Ann Voskamp’s words bathe the mind that has become soiled with cynicism: “Every tulip only blossoms after cold months of winter wait. Every human ever unfurled into existence through nine long months of the womb waiting. And the only kingdom that will last for eternity still waits, this millennia-long, unwavering-hope for return of its King. Instead of chafing, we accept that waiting is a strand in the DNA of the Body of Christ. That this waiting on God is the very real work of the people of God.” “This waiting on God is the very real work of the people of God.”

Every act of waiting can point to the most important waiting we will ever do, waiting for Christ’s return. And if marriage is a picture of Christ and the church, then the waiting for the fulfillment of good desires is a picture of our hope and expectation for the King to return and restore and herald in a joyful eternity. When I long, my natural inclination is to find a quick fix to douse the ache. To write my own story, to live in my imagination while cursing the reality that I am forced to live.
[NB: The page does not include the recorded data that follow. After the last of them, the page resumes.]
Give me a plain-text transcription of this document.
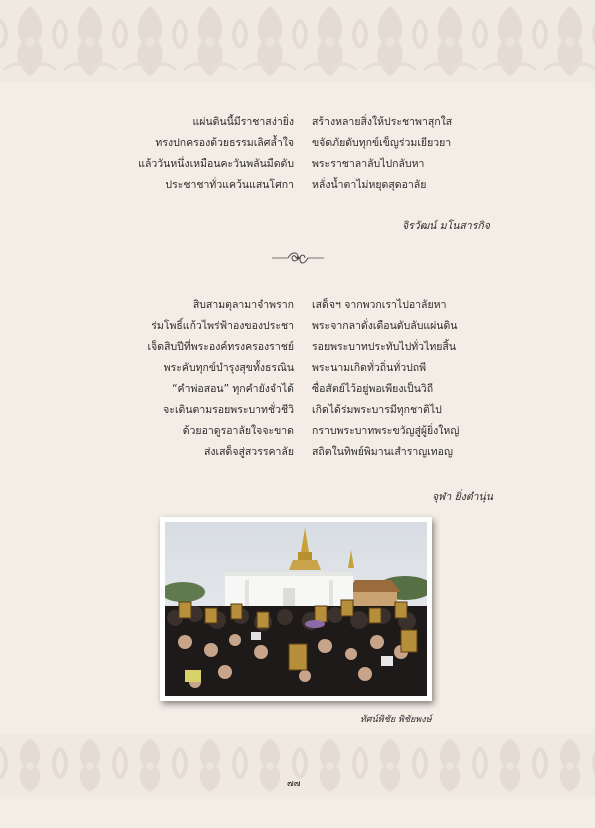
แผ่นดินนี้มีราชาสง่ายิ่ง
ทรงปกครองด้วยธรรมเลิศล้ำใจ
แล้ววันหนึ่งเหมือนคะวันพลันมืดดับ
ประชาชาทั่วแคว้นแสนโศกา
สร้างหลายสิ่งให้ประชาพาสุกใส
ขจัดภัยดับทุกข์เข็ญร่วมเยียวยา
พระราชาลาลับไปกลับหา
หลั่งน้ำตาไม่หยุดสุดอาลัย
จิรวัฒน์ มโนสารกิจ
สิบสามตุลามาจำพราก
ร่มโพธิ์แก้วไพร่ฟ้าองของประชา
เจ็ดสิบปีที่พระองค์ทรงครองราชย์
พระคับทุกข์บำรุงสุขทั้งธรณิน
“คำพ่อสอน” ทุกคำยังจำได้
จะเดินตามรอยพระบาทชั่วชีวิ
ด้วยอาดูรอาลัยใจจะขาด
ส่งเสด็จสู่สวรรคาลัย
เสด็จฯ จากพวกเราไปอาลัยหา
พระจากลาดั่งเดือนดับลับแผ่นดิน
รอยพระบาทประทับไปทั่วไทยสิ้น
พระนามเกิดทั่วถิ่นทั่วปถพี
ซื่อสัตย์ไว้อยู่พอเพียงเป็นวิถี
เกิดได้ร่มพระบารมีทุกชาติไป
กราบพระบาทพระขวัญสู่ผู้ยิ่งใหญ่
สถิตในทิพย์พิมานเสำราญเทอญ
จุฬา ยิ่งตำนุ่น
ทัศน์พิชัย พิชัยพงษ์
๗๗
What if I leaned into the longing and looked to Christ in hope, remembering that the hunger is indicative of the eternity and perfection I am waiting for? The longing can’t be filled by a person; it is a hunger pang for Christ that can only be fulfilled in him. But this longing will not be fulfilled completely in this life. May these pangs direct me the the waiting girl to the hope of the Truth. To be unsatisfied, to wait, to long, is not a curse, but a blessing, because in her little story, the girl can let her longings point to the greater story He has swept her into. A story that may be filled with suffering, but ends in joy. A story that on the hard days doubt may tarnish, but ends, indisputably, in confident faith.

Hebrews 11:13. All these people were still living by faith when they died. They did not receive the things promised; they only saw them and welcomed them from a distance, admitting that they were foreigners and strangers on earth.